Location: secluded and off the beaten path. Beautiful beaches. Especially Tayrona. A lot of places you can only access via boat or long hikes. 10/10

Water: everywhere! You have to buy filtered/bottled water here… so bring some iodine or a steripen! 7/10

Lodging: Plenty of old buildings in the “old city” that you could hole up in. There are also really cute bungalows on the cliffs that you could squat in. No AC (and you would need fans at least) 8/10

Food: Lots and lots of fish! some fruit that is grown locally/a little ways away. But not a lot. Agriculture could probably happen in Tyrona after the apocalypse, though. 8/10

Costco: nope. None. No big stores what-so-ever. 4/10

non-dead-dangers: jelly fish was a scare for a day as were the currents. Our legs were also eaten alive by mosquitos and sand-fleas (note: put baby-oil on your legs to avoid getting bitten by sand fleas!)- but other than that- it’s a beacher’s paradise. 7/10

Locals: the locals were lovely. Kinda and amazing people– even for a touristy destination. 9/10

Barranquilla (61/70) was special in it’s own way. I went there and stayed with a couch-surfer (now a great friend) for 4 days. It was also the very beginning of Carnival, which is the 2nd biggest Carnival in the world after Rio. The first night was my first experience of Colombians and how passionate they are about life. Laughing, singing, dancing, drinking, offering everything and anything they have to total strangers. (Again, the amazing hospitality). Carnival was unique- so I shouldn’t grade an entire city based on it’s crazy/amazing festival. I will note, though, that if you want to have a great time right before Ash Wednesday– go to Barranquilla. Book ahead. Just go, laugh, have a great time. Go to the beach after you close down some bars. Dance your ass off. Be silly. Drink aquadiente (and cringe… because it’s foul) and then drink some more. Enjoy your time in Colombia.
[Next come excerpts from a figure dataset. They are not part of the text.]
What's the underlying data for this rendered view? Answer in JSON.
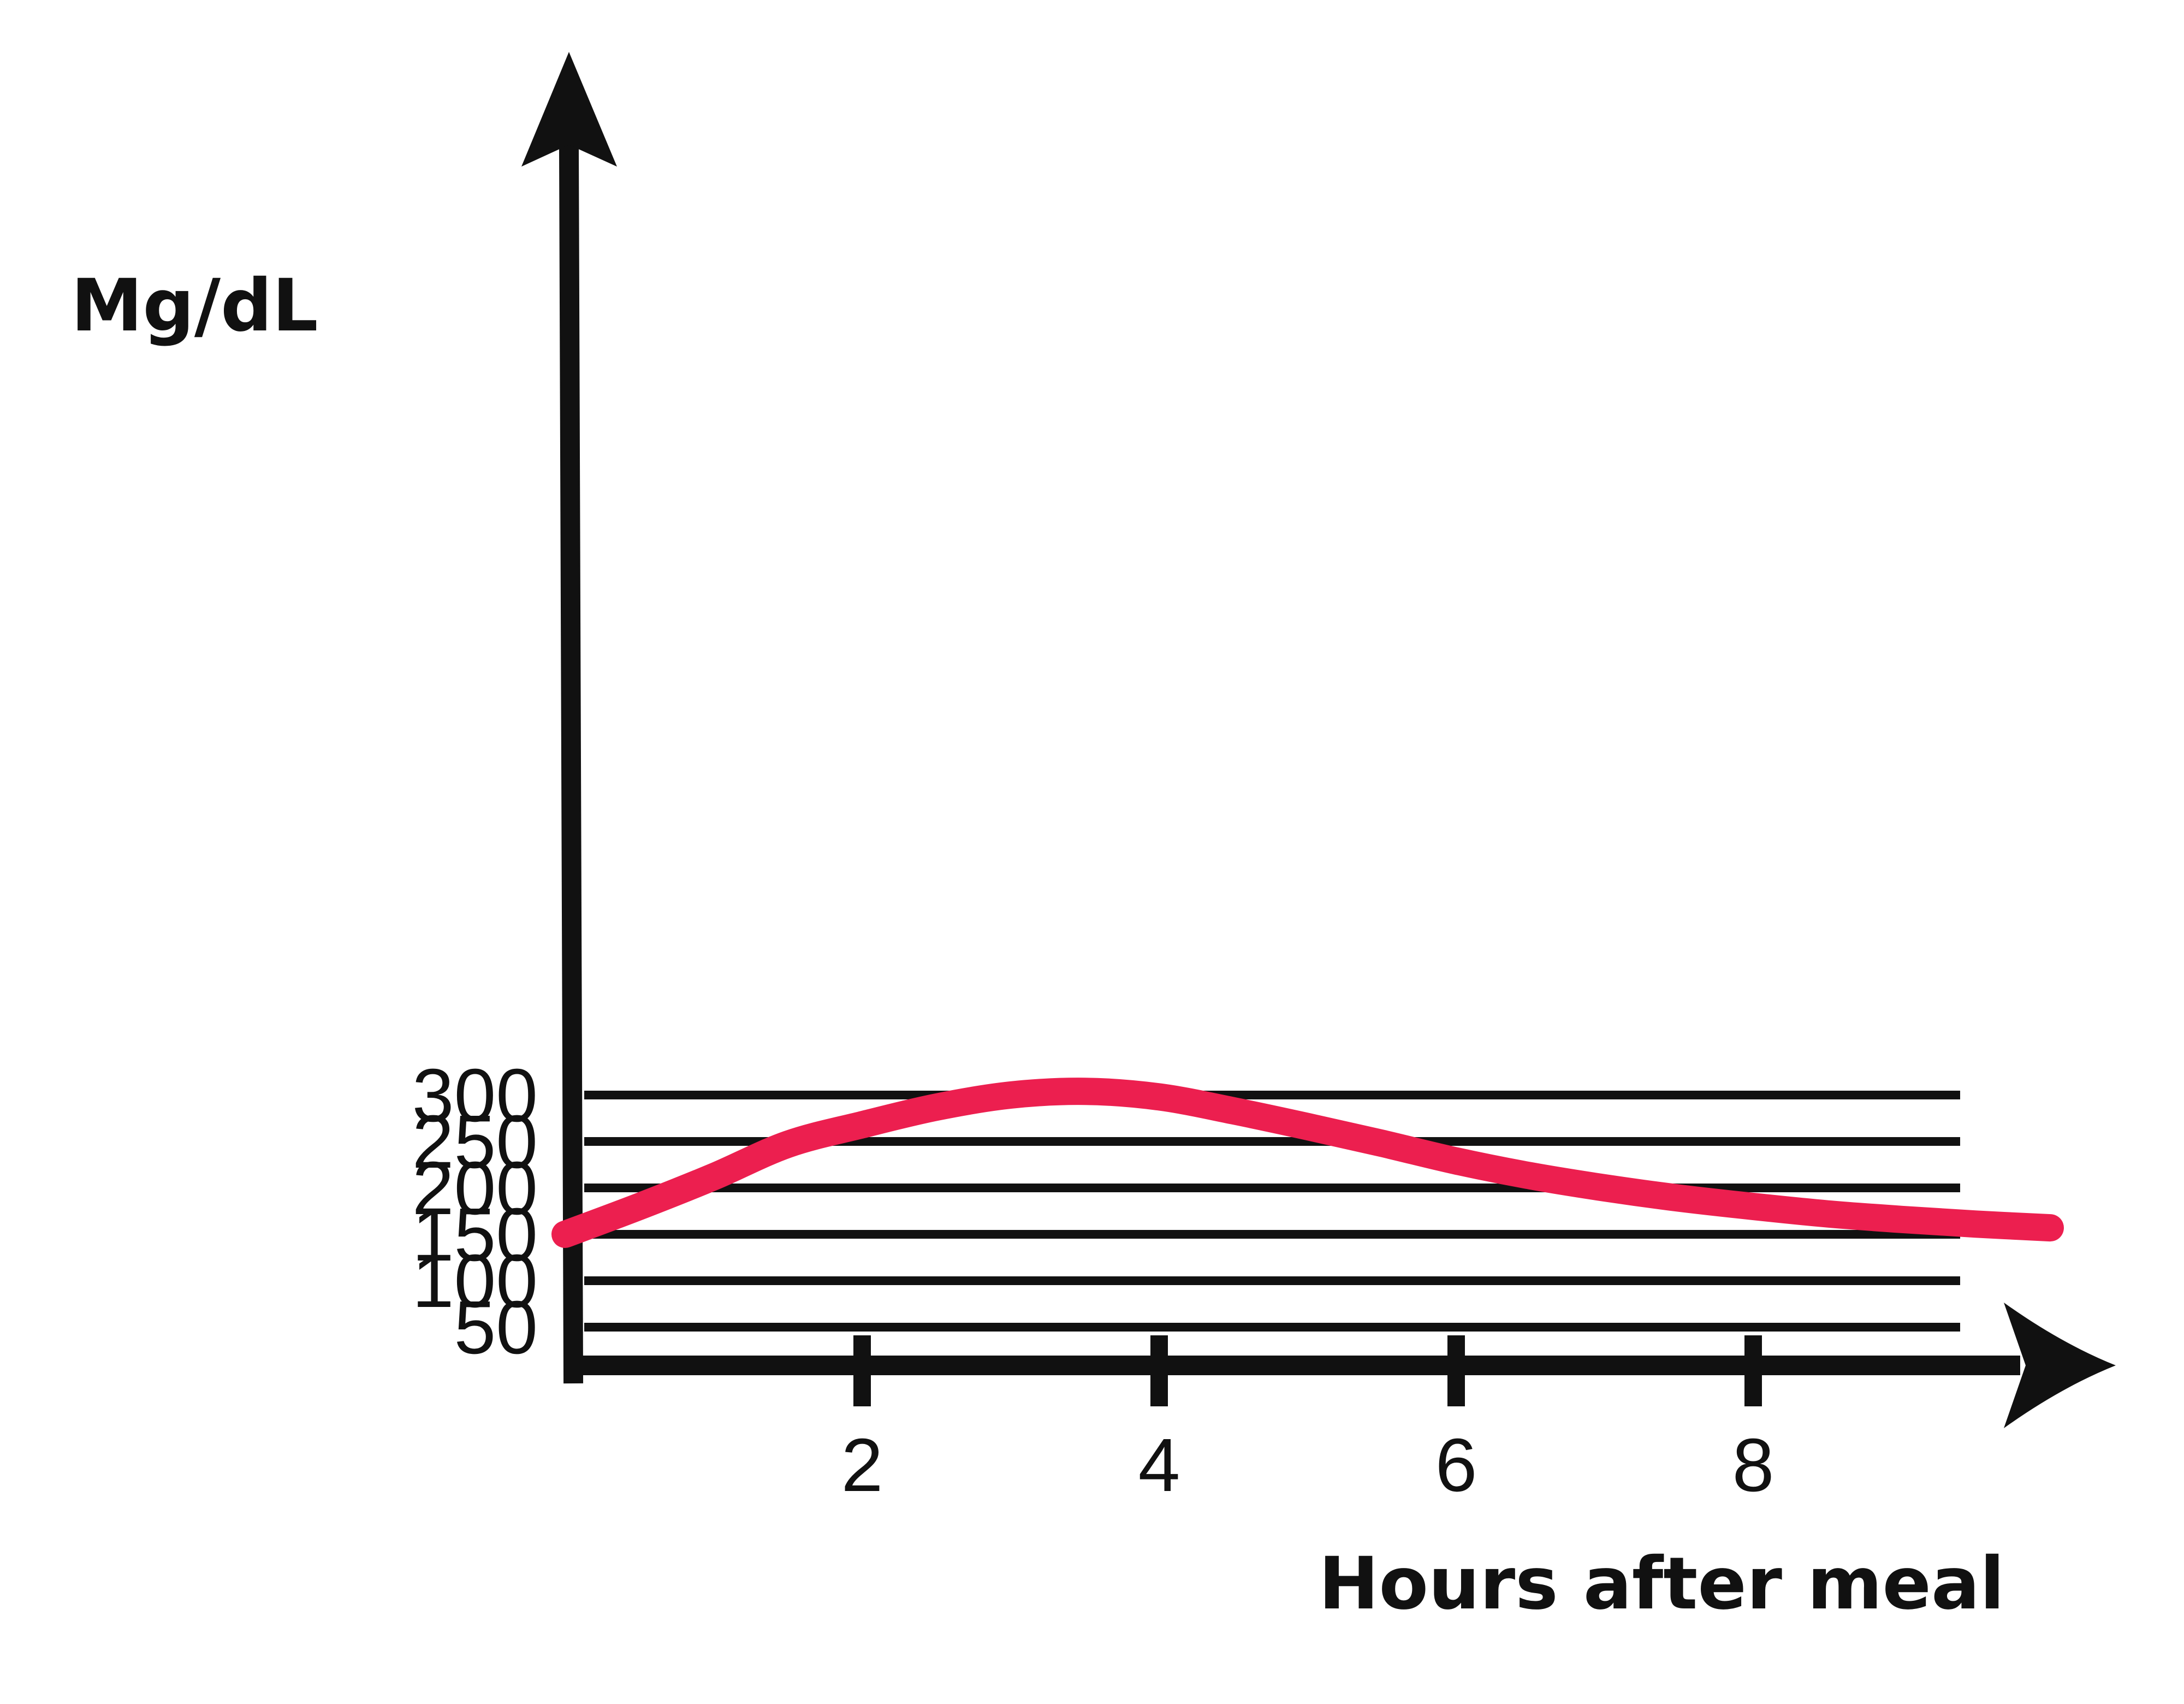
{
  "chart_data": {
    "type": "line",
    "title": "",
    "xlabel": "Hours after meal",
    "ylabel": "Mg/dL",
    "x_ticks": [
      2,
      4,
      6,
      8
    ],
    "y_ticks": [
      50,
      100,
      150,
      200,
      250,
      300
    ],
    "xlim": [
      0,
      10
    ],
    "ylim": [
      0,
      330
    ],
    "grid": true,
    "colors": {
      "line": "#EC1F4F",
      "axis": "#111111",
      "grid": "#111111"
    },
    "series": [
      {
        "x": [
          0,
          0.5,
          1.0,
          1.5,
          2.0,
          2.5,
          3.0,
          3.5,
          4.0,
          4.5,
          5.0,
          5.5,
          6.0,
          6.5,
          7.0,
          7.5,
          8.0,
          8.5,
          9.0,
          9.5,
          10.0
        ],
        "values": [
          150,
          180,
          212,
          247,
          268,
          287,
          300,
          304,
          298,
          283,
          266,
          248,
          229,
          213,
          200,
          189,
          180,
          172,
          166,
          161,
          157
        ]
      }
    ]
  }
}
Location: It’s kinda like Dallas/Fort Worth. It’s very concrete and sprally and massive. It’s a sport to drive here. Not a lot of parks, but plenty of places to hole up in and hide out– you’re also close to a beach if you need to get away. 9/10

Water: lots of potable water and you’re close enough to a beach to get away. During the rainy season/months it rains a lot and the streets are flooded. (forwarning) 8/10

Lodging: LOTS of concrete/safe buildings to hole up in. Lots of places to hide. 10/10

Food: The food is decent. I had a lot of standard dishes that I enjoyed. You can get some awesome seafood here as well as some produce. I’m not sure where the produce comes from- so again, it may be imported. 8/10

Costco- *edit*- They have Pricemart! 😀 I haven’t been there- but it exists. I doubt you can buy ammo- but you can probably buy everything else. 7/10

Non-dead dangers: The only “scary” thing about this town is the local’s kidneys and their driving….which leads me to…. 9/10

Locals: Amazing locals. The best, actually. It may have just been the people that I stayed with- but I was constantly and pleasantly surprised by how amazing these people are. Their culture is just oozing out of them and you can’t help but be happy and feel welcome and immersed in their lives. 10/10

So there ya go…. That’s Colombia. I will be back (this time I’ll actually know Spanish). *note: the Colombians speak the best spanish in all of Latin America. So if you want to take lessons- do it here and learn it properly. I did not follow this advice because I’m stupid. So I’ll continue to speak Spanish like a 2-yr-old.